A Comissão Estadual descobriu também os livros de entrada e saída no DOPS. Não o livro de entrada de presos, mas o de visitantes do departamento. Sem nenhuma dúvida, o visitante mais constante era um funcionário da FIESP – Federação das Indústrias do Estado de São Paulo, Geraldo Resende de Mattos, homem de confiança do chefe da entidade patronal. Suas visitas nem sempre têm registrado o horário de saída. Numa dessas vezes, a entrada foi pouco antes das seis da tarde e sua saída se dá no dia seguinte quase sete horas da manhã. Óbvio que o funcionário da FIESP ia lá organizar a repressão ao movimento sindical já amordaçado, reprimido e duramente perseguido. Mais uma vez o projeto econômico e social implantado em 1964 era garantido pela repressão política da ditadura sem nenhum disfarce, bem longe da civilidade ou legalidade.

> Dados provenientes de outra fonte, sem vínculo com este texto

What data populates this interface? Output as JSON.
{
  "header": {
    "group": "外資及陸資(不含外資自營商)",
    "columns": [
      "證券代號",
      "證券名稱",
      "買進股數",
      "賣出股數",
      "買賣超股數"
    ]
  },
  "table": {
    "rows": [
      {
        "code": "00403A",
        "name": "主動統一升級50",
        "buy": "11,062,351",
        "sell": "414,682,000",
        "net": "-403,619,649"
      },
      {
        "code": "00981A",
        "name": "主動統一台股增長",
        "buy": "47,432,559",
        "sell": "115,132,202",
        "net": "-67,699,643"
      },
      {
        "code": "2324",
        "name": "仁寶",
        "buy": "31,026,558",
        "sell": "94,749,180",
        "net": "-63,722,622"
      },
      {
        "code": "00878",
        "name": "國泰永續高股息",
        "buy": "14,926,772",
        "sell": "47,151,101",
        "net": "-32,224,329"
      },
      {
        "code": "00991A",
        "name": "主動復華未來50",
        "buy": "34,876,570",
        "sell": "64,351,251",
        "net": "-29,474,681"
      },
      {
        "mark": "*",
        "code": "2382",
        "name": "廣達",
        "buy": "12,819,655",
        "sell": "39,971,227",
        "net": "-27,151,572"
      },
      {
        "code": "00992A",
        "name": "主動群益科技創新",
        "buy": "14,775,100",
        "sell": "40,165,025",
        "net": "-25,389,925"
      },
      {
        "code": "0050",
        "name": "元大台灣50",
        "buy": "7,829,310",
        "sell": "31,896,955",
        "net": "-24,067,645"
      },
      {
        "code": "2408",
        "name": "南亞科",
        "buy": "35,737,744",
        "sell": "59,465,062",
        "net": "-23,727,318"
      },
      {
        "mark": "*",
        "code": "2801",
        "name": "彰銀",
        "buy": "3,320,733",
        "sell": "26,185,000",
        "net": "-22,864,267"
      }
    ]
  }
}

Outro que visitava muito aquele órgão de repressão, tortura e extermínio e opositores à ditadura militar era Claris Halliwell, graduado membro do consulado geral dos EUA, que entrava e saía com muita frequência e também não tinha horário de saída registrado ou só saía no dia seguinte. Em geral, sua presença lá coincidia com os dias em que aconteciam terríveis sessões de tortura a membros da resistência ao estado de terror imperante. Sua entrada acontecia junto com conhecidos torturadores do DOI-CODI de São Paulo como o tenebroso Capitão Ênio Pimentel Silveira, notório torturador e assassino de presos políticos. A entrada dos dois indica que participavam das sessões de torturas, como é o caso do dirigente do Movimento Revolucionário Tiradentes (MRT), Devanir José de Carvalho, Comandante Henrique, barbarizado por quase três dias seguidos e assassinado ao fim dessa jornada.

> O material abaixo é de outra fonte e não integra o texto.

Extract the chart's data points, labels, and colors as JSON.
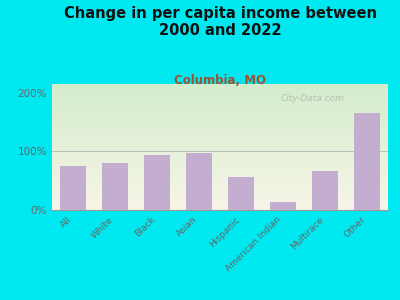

Torturas, assassinatos e desaparecimentos de opositores militantes de organizações revolucionárias de luta armada aconteciam no mesmo lugar e com a mesma atenção que a repressão ao movimento sindical e de trabalhadores em geral. A ligação que há entre Mister Halliwell e Geraldo Resende de Mattos é o projeto econômico e social implantado em 1964, com orientação, apoio e acompanhamento do governo americano ao Estado usurpado pelos golpistas civis e militares, que se perpetuaram por longos 21 anos seguidos no poder. Causaram danos em, pelo menos, três gerações de brasileiros e estão impunes até hoje.

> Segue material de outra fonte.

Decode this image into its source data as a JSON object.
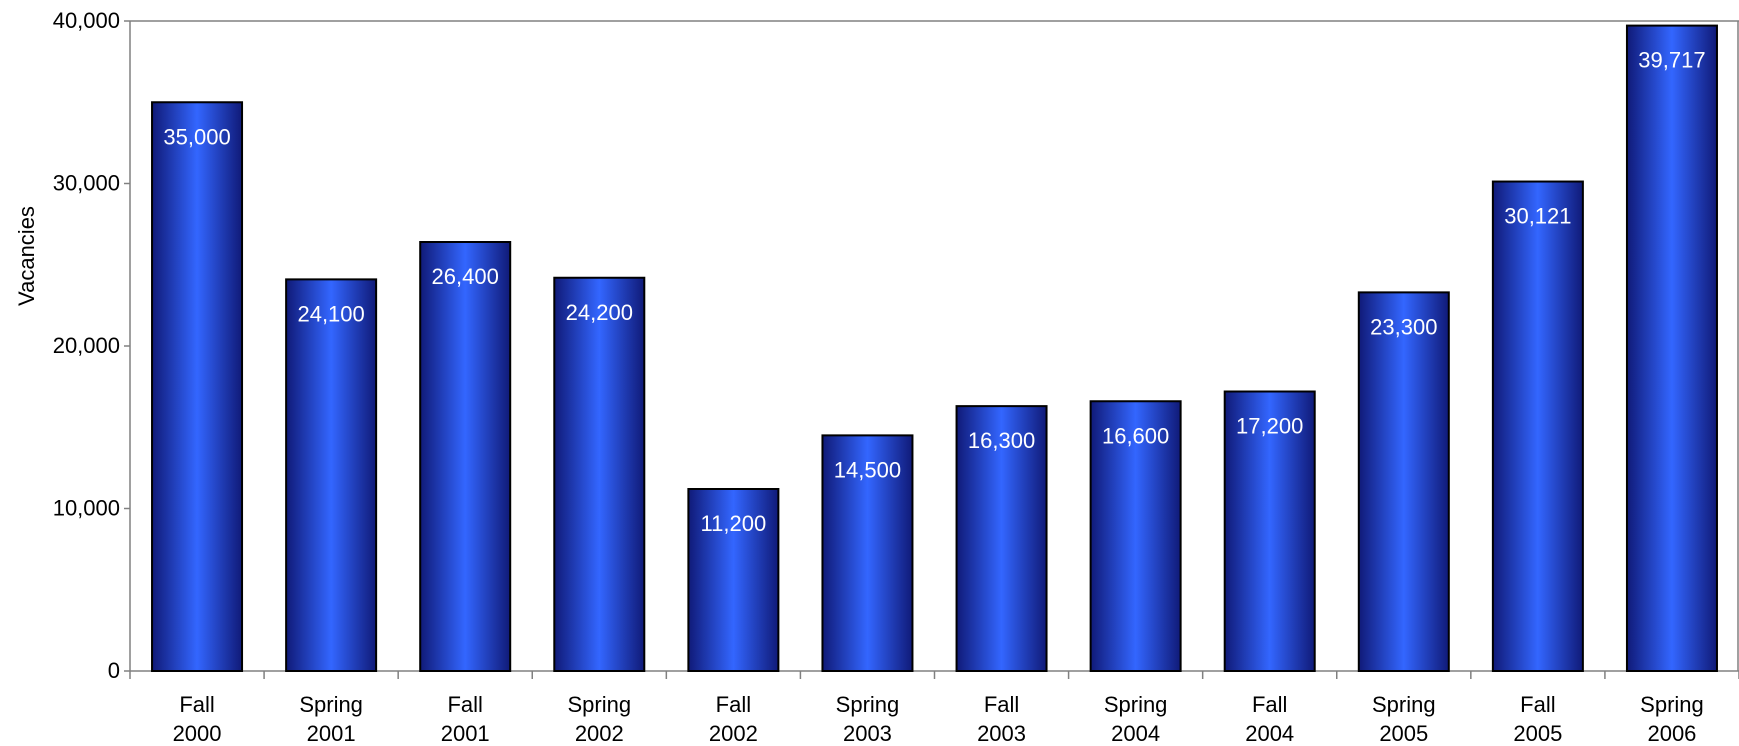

Nesse momento em que se marcam os cinquenta anos do assalto ao poder por gente que não tinha compromisso com a democracia e menos ainda com o País, devemos refletir o que se pode fazer para o Brasil continuar e aperfeiçoar suas instituições. Cometeram crimes de lesa-humanidade e também crimes de lesa-pátria, pois causaram danos ao povo trabalhador, aos jovens, à cultura nacional, à economia nacional e às instituições nacionais. E continuam impunes. As mortes são imperdoáveis, mas o que se pode dizer da fome causada aos trabalhadores colocados nas chamadas “listas negras”? Não eram “apenas” os trabalhadores, mas todos os componentes de suas famílias. Danos morais, políticos e econômicos em mulheres, crianças e idosos. Não há como perdoar. Tudo cometido em nome de um maldito projeto econômico e social de uma potência estrangeira.

*Ivan Seixas, ex-militante do Movimento Revolucionário Tiradentes (MRT), foi torturado ao lado do pai, assassinado pelo regime. Hoje Seixas preside o Conselho Estadual de Defesa dos Direitos da Pessoa Humana. Seu relato faz parte da série de 50 depoimentos coletados para o especial Ecos da Ditadura, sobre os 50 anos do golpe civil-militar de 1964


Navalha
Não fossem as Comissões da Verdade do Rio ( do Wadih Damous) e de São Paulo (do Ivan Seixas), os coronéis Ustra, Malhães e Belham, e o notável empresário Paulo Sawaya – clique aqui para ler sobre o PIB da tortura – dormiriam o sono dos justos.
Ou melhor, o sono que o Supremo embala.
Porque aquela Comissão 1/10 da Verdade de Brasília ainda não sabe onde fica o Ministério da Defesa.